Abstract: A brokerless edge service marketplace could play a significant role in enabling an eco- system where a large number of edge providers and Communication Service Providers (CSPs) offer Mobile Edge Infrastructure Services (EISs) to providers of edge-based applications and services. The marketplace would be the bridge between EIS providers and their customers, managing the relations between actors in the mobile edge eco- system. One of the key services of the marketplace is service selection where not only a list of EISs matching the customers’ demands is provided but also enables service selection based on the customers’ requirements to fully automate the process.We firstly consider different selection scenarios and investigate essential parameters for service selection in such a marketplace, including (i) important attributes of EISs such as coverage area, latency, pricing, etc, and (ii) the requirements of edge-based applications such as latency and reliability.

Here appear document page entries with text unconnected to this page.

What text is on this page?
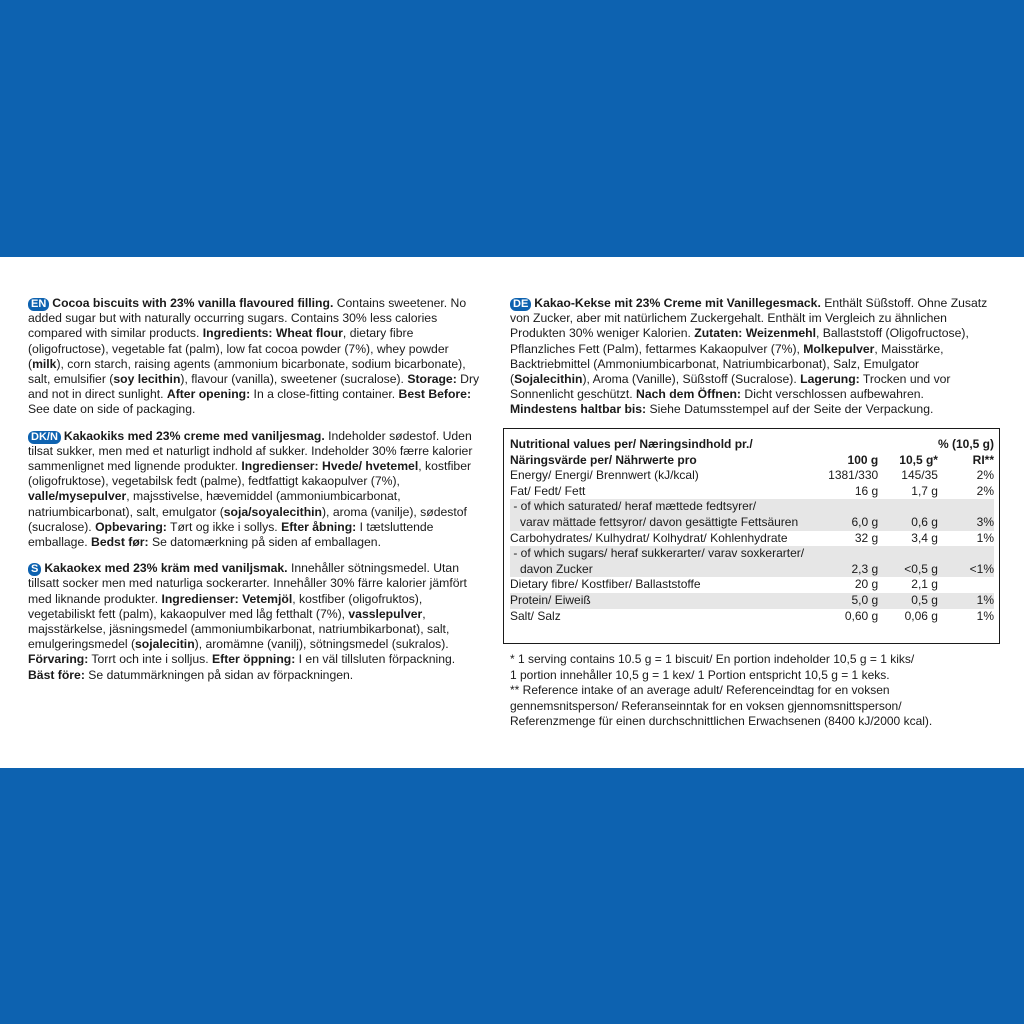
EN Cocoa biscuits with 23% vanilla flavoured filling. Contains sweetener. No added sugar but with naturally occurring sugars. Contains 30% less calories compared with similar products. Ingredients: Wheat flour, dietary fibre (oligofructose), vegetable fat (palm), low fat cocoa powder (7%), whey powder (milk), corn starch, raising agents (ammonium bicarbonate, sodium bicarbonate), salt, emulsifier (soy lecithin), flavour (vanilla), sweetener (sucralose). Storage: Dry and not in direct sunlight. After opening: In a close-fitting container. Best Before: See date on side of packaging.

DK/N Kakaokiks med 23% creme med vaniljesmag. Indeholder sødestof. Uden tilsat sukker, men med et naturligt indhold af sukker. Indeholder 30% færre kalorier sammenlignet med lignende produkter. Ingredienser: Hvede/ hvetemel, kostfiber (oligofruktose), vegetabilsk fedt (palme), fedtfattigt kakaopulver (7%), valle/mysepulver, majsstivelse, hævemiddel (ammoniumbicarbonat, natriumbicarbonat), salt, emulgator (soja/soyalecithin), aroma (vanilje), sødestof (sucralose). Opbevaring: Tørt og ikke i sollys. Efter åbning: I tætsluttende emballage. Bedst før: Se datomærkning på siden af emballagen.

S Kakaokex med 23% kräm med vaniljsmak. Innehåller sötningsmedel. Utan tillsatt socker men med naturliga sockerarter. Innehåller 30% färre kalorier jämfört med liknande produkter. Ingredienser: Vetemjöl, kostfiber (oligofruktos), vegetabiliskt fett (palm), kakaopulver med låg fetthalt (7%), vasslepulver, majsstärkelse, jäsningsmedel (ammoniumbikarbonat, natriumbikarbonat), salt, emulgeringsmedel (sojalecitin), aromämne (vanilj), sötningsmedel (sukralos). Förvaring: Torrt och inte i solljus. Efter öppning: I en väl tillsluten förpackning. Bäst före: Se datummärkningen på sidan av förpackningen.

DE Kakao-Kekse mit 23% Creme mit Vanillegesmack. Enthält Süßstoff. Ohne Zusatz von Zucker, aber mit natürlichem Zuckergehalt. Enthält im Vergleich zu ähnlichen Produkten 30% weniger Kalorien. Zutaten: Weizenmehl, Ballaststoff (Oligofructose), Pflanzliches Fett (Palm), fettarmes Kakaopulver (7%), Molkepulver, Maisstärke, Backtriebmittel (Ammoniumbicarbonat, Natriumbicarbonat), Salz, Emulgator (Sojalecithin), Aroma (Vanille), Süßstoff (Sucralose). Lagerung: Trocken und vor Sonnenlicht geschützt. Nach dem Öffnen: Dicht verschlossen aufbewahren. Mindestens haltbar bis: Siehe Datumsstempel auf der Seite der Verpackung.

Nutritional values per/ Næringsindhold pr./			% (10,5 g)
Näringsvärde per/ Nährwerte pro	100 g	10,5 g*	RI**
Energy/ Energi/ Brennwert (kJ/kcal)	1381/330	145/35	2%
Fat/ Fedt/ Fett	16 g	1,7 g	2%
- of which saturated/ heraf mættede fedtsyrer/			
varav mättade fettsyror/ davon gesättigte Fettsäuren	6,0 g	0,6 g	3%
Carbohydrates/ Kulhydrat/ Kolhydrat/ Kohlenhydrate	32 g	3,4 g	1%
- of which sugars/ heraf sukkerarter/ varav soxkerarter/			
davon Zucker	2,3 g	<0,5 g	<1%
Dietary fibre/ Kostfiber/ Ballaststoffe	20 g	2,1 g	
Protein/ Eiweiß	5,0 g	0,5 g	1%
Salt/ Salz	0,60 g	0,06 g	1%

* 1 serving contains 10.5 g = 1 biscuit/ En portion indeholder 10,5 g = 1 kiks/

1 portion innehåller 10,5 g = 1 kex/ 1 Portion entspricht 10,5 g = 1 keks.

** Reference intake of an average adult/ Referenceindtag for en voksen

gennemsnitsperson/ Referanseinntak for en voksen gjennomsnittsperson/

Referenzmenge für einen durchschnittlichen Erwachsenen (8400 kJ/2000 kcal).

We formulate how these application requirements can be fulfilled by choosing the right set of EISs among available services in the marketplace as two different optimization problems considering average latency and cost as separate objectives to minimize. First, we relax the objective function in average delay minimization problem, which is a linear-fractional programming problem. We solve the relaxed version of the problem by Branch and bound (BnB) and Bound and Branch with Priority Queue (BnBPQ) algorithms. Additionally, we relax the objective function in total monetary cost minimization problem which is an integer linear programming problem. We propose Best Fit (BF) and Improved Best Fit (IBF) algorithms to solve the problem. Furthermore, the IBM CPLEX Optimizer [1] is also implemented to solve the two problems. The evaluation shows that the algorithms we implemented can solve the problems with results close to optimal as compared to the results of exhaustive search and shorter run time than exhaustive search. Meanwhile, the CPLEX can solve the problem well, but it’s not scalable for huge problem instances since the problems are NP-complete and not solvable in polynomial time.